Life with a boy and his Hypoplastic Left heart Syndrome, now Heart transplant and partial Liver from Aspergillius. Also, a girl and her Tethered Spinal Cord Syndrome, Neuro Endocrine Cell Hypoplasia, Lumbar Hemangioma, asymmetrical gluteal cleft, Pectus Carinatum and two Super Sisters and one yummy baby brother.

Wednesday, November 5, 2008

So as you can see!!!

Thanks for the helpful hints and ideas to make me feel safe again. I want people who are interested in heart babies to have access so I didn't want to go private. But, I did take out our names and birthdays and such, just wanted to be a little more careful... I am still going to post pictures. I just wanted personal info to be on the down-low. In other news... I think this will be an interesting thing to watch our new government. I am excited for the new ideas and fresh approach, however the task is daunting and I am sure either man would have felt it overwhelming. It is a little hard for me to see something I am comfortable with change... Change is always hard... Ideas and values... But I will continue to do as our church leaders have asked, and that is to pray for the leaders of our government (local and national) in making decisions.

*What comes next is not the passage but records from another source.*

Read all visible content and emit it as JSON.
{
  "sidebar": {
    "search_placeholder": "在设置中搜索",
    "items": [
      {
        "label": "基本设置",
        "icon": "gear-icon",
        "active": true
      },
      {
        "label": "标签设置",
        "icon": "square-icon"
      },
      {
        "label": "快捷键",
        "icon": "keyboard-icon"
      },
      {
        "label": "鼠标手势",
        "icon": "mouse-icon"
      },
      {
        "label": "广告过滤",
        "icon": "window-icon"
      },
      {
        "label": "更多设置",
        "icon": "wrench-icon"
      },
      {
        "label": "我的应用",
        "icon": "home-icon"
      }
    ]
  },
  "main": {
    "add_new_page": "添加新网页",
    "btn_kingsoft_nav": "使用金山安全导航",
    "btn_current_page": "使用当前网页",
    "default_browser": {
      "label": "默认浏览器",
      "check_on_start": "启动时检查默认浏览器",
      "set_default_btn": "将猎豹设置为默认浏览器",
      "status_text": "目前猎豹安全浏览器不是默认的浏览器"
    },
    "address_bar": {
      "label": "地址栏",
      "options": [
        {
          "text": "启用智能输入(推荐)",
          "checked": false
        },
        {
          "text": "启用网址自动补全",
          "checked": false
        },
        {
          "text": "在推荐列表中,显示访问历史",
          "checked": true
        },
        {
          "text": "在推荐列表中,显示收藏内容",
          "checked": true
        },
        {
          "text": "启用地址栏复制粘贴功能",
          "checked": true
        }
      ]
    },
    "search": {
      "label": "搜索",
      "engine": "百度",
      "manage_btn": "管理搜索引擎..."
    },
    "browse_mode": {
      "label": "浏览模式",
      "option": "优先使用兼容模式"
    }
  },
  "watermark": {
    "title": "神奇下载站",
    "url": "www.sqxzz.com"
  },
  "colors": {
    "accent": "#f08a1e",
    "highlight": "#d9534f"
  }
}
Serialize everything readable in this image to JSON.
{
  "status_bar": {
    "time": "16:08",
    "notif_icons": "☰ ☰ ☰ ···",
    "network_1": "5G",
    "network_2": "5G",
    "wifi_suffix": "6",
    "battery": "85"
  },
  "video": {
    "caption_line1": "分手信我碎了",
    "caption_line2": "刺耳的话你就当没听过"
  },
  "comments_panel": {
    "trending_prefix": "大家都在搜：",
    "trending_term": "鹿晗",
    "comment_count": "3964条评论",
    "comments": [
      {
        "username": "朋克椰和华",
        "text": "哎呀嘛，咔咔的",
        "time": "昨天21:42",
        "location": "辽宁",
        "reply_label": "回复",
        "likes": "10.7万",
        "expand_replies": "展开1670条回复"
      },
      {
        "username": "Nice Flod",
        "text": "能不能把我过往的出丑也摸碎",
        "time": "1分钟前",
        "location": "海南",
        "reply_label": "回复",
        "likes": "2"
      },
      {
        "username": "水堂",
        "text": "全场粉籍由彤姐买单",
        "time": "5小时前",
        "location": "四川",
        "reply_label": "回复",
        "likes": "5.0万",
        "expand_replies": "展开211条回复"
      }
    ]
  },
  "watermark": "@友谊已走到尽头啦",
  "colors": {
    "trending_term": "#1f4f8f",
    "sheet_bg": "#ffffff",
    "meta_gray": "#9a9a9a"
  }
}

Jake & Stephanie Ellinger said...

I really need to do the same with my blog. I like to keep it open too because I feel like IHH is a second family. You've done a good job.

As for change, I ALWAYS resist it!

Molly said...

You might want to consider changing your web address too since it's gator's full name. When I switched ours, I linked the new one on our old address, and then left the link up for over a month. I probably lost a few people, but I figured it was better not to have our last name out there. Just a thought.